Welcome to Late Night Retro Television Reviews, a feature where we review some of our favorite and least favorite shows of the past! On Thursdays, I will be reviewing Highway to Heaven, which aired on NBC from 1984 to 1989. The entire show is currently streaming on Tubi and several other services!
This week, Jonathan and Mark are speech therapists.
Episode 5.11 “The Inner Limits”
(Dir by Michael Landon, originally aired on July 21st, 1989)
George (Tim Choate) has spent years speechless and paralyzed. However, after George’s brother, Paul (Joseph Culp), has a chance meeting with speech therapist Jonathan Smith, it is discovered that George is actually a genius who can communicate through blinking and who hopes to write a book. Paul goes from wanting to move out of his childhood home and into an apartment with his girlfriend, Jessica (Lorie Griffin) to feeling like he has a duty to spend the rest of his life helping his mother (Julianna McCarthy) take care of George.
I’ve been crying a lot this year. I lost my Dad in 2024. Exactly one year later, I lost the aunt who helped to raise me when I was a child. I didn’t really get a chance to mourn my Dad because I immediately became one of my aunt’s caregivers. I thought that if I couldn’t save my Dad from Parkinson’s, I could at least save my aunt from Alzheimer’s.

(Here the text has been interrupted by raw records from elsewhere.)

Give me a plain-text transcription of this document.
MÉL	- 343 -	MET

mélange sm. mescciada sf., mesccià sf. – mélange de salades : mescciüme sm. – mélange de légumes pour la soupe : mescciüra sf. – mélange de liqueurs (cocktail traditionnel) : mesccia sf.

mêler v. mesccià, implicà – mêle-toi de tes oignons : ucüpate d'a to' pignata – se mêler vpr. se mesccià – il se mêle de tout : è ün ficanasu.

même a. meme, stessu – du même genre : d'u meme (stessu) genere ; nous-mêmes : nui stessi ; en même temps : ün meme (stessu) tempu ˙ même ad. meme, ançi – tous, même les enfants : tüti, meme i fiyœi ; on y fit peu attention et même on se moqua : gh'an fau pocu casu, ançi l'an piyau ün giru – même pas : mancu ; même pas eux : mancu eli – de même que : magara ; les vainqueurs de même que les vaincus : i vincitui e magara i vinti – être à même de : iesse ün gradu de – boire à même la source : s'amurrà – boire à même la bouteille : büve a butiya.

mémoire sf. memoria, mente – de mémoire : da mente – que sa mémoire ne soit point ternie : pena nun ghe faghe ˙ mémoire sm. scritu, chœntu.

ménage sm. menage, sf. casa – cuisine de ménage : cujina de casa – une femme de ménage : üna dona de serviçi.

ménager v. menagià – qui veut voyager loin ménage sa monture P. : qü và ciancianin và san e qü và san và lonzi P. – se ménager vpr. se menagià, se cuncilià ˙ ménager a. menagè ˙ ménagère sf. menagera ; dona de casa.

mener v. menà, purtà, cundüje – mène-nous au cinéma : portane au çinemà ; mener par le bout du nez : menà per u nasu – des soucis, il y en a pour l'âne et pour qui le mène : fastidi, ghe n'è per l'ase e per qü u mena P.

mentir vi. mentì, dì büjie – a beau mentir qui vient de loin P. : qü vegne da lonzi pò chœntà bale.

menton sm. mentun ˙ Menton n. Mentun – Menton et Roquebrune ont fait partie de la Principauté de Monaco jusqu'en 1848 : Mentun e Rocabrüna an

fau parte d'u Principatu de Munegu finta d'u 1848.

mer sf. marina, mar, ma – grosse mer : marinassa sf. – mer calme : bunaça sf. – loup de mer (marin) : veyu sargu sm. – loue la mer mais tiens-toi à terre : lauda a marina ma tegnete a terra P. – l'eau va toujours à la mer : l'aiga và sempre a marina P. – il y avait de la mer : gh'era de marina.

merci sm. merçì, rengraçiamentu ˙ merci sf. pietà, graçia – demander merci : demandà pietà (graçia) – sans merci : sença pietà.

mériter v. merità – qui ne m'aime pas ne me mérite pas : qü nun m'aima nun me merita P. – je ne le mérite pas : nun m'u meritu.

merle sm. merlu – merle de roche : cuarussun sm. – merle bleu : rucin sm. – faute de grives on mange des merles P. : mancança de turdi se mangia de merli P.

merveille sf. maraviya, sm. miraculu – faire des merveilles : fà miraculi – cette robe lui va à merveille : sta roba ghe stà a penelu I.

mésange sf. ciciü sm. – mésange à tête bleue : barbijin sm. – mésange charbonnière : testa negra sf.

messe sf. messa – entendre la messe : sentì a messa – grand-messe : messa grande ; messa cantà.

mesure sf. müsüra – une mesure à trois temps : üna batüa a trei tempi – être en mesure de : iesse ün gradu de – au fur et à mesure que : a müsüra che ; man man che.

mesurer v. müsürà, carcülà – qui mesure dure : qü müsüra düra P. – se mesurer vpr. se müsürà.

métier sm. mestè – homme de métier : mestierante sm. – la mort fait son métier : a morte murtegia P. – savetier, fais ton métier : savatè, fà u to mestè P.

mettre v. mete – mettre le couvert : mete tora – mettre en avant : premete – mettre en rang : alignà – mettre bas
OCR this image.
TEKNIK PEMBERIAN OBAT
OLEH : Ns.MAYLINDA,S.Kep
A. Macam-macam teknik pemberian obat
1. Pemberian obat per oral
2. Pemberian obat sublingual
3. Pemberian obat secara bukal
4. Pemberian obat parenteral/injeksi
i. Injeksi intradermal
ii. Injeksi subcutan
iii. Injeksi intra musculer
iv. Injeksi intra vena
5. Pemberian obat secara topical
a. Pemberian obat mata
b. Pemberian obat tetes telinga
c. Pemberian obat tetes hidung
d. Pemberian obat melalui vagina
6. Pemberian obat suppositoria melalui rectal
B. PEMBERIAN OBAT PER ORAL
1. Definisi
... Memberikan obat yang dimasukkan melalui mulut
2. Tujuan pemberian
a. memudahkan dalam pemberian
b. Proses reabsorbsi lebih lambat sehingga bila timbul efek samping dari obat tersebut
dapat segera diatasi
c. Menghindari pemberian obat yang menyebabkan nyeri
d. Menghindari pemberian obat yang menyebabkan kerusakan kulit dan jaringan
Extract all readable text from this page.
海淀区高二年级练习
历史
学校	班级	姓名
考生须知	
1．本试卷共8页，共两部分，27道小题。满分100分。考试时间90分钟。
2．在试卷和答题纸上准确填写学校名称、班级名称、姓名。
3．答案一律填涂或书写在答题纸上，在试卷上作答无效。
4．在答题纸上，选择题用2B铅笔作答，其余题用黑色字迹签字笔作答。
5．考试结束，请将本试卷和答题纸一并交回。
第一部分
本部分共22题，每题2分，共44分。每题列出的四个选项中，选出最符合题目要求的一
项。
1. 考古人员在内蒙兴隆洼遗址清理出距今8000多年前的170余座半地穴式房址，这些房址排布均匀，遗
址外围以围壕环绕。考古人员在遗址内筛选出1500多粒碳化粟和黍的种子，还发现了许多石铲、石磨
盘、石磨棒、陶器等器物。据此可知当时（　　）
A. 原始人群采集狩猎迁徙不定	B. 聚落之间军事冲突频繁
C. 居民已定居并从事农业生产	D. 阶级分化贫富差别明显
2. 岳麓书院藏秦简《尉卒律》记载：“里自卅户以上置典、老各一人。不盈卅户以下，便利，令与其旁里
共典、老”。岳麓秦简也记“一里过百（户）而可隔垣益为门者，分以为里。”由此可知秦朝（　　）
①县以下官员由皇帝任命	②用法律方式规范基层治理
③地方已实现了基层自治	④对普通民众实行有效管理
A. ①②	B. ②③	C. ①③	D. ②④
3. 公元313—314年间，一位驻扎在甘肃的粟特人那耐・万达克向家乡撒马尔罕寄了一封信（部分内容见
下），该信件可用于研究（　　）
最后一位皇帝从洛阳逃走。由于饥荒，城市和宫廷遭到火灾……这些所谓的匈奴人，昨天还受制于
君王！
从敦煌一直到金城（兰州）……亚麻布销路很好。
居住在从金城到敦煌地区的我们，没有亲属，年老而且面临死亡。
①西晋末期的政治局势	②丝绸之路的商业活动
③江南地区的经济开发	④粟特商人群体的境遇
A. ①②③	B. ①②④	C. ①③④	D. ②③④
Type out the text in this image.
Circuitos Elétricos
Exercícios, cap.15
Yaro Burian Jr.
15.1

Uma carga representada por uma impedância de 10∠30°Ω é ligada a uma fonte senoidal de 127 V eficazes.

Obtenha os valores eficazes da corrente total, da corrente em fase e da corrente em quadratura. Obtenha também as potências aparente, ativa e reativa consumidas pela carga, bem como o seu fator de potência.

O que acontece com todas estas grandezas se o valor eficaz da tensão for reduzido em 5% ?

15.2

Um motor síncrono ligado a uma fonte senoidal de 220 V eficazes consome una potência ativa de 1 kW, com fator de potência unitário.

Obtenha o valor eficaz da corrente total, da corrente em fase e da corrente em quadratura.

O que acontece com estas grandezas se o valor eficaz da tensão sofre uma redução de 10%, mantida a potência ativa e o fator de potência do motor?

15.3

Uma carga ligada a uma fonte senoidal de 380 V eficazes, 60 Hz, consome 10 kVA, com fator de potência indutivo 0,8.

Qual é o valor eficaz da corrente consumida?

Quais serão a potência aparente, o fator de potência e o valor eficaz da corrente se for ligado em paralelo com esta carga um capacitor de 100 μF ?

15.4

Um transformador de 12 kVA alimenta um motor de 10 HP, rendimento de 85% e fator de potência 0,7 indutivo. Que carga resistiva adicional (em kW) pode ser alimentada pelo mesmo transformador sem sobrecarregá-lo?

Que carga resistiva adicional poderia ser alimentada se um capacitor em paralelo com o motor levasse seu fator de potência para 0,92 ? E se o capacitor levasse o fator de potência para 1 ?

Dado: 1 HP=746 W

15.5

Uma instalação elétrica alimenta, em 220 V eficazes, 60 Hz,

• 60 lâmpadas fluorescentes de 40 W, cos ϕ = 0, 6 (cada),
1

After my aunt passed, I threw myself into the holidays and I dealt with my emotions by buying lots of presents for other people. It’s only now, in the light of 2026, that it’s all truly hitting me. I cry very easily right now and I cried while watching this episode. There’s a sincerity and earnestness to Highway to Heaven that gets to me, despite how corny the show could sometimes be.
That said, this episode had the same flaws as most of season 5’s episodes. Jonathan and Mark were only in a few scenes and the majority of the episode was carried by Joseph Culp and Julianna McCarthy, both of whom tended to overact during their big emotional scenes. Culp eventually won me over but McCarthy’s performance was so theatrical and over-the-top that it really did take you out of the story.
That said, I did cry. Would I have cried if I wasn’t currently in mourning? I think I would have, actually. The final shot of a young boy reading George’s book while sitting in a wheelchair earned those tears. We never really know how many people we help, do we?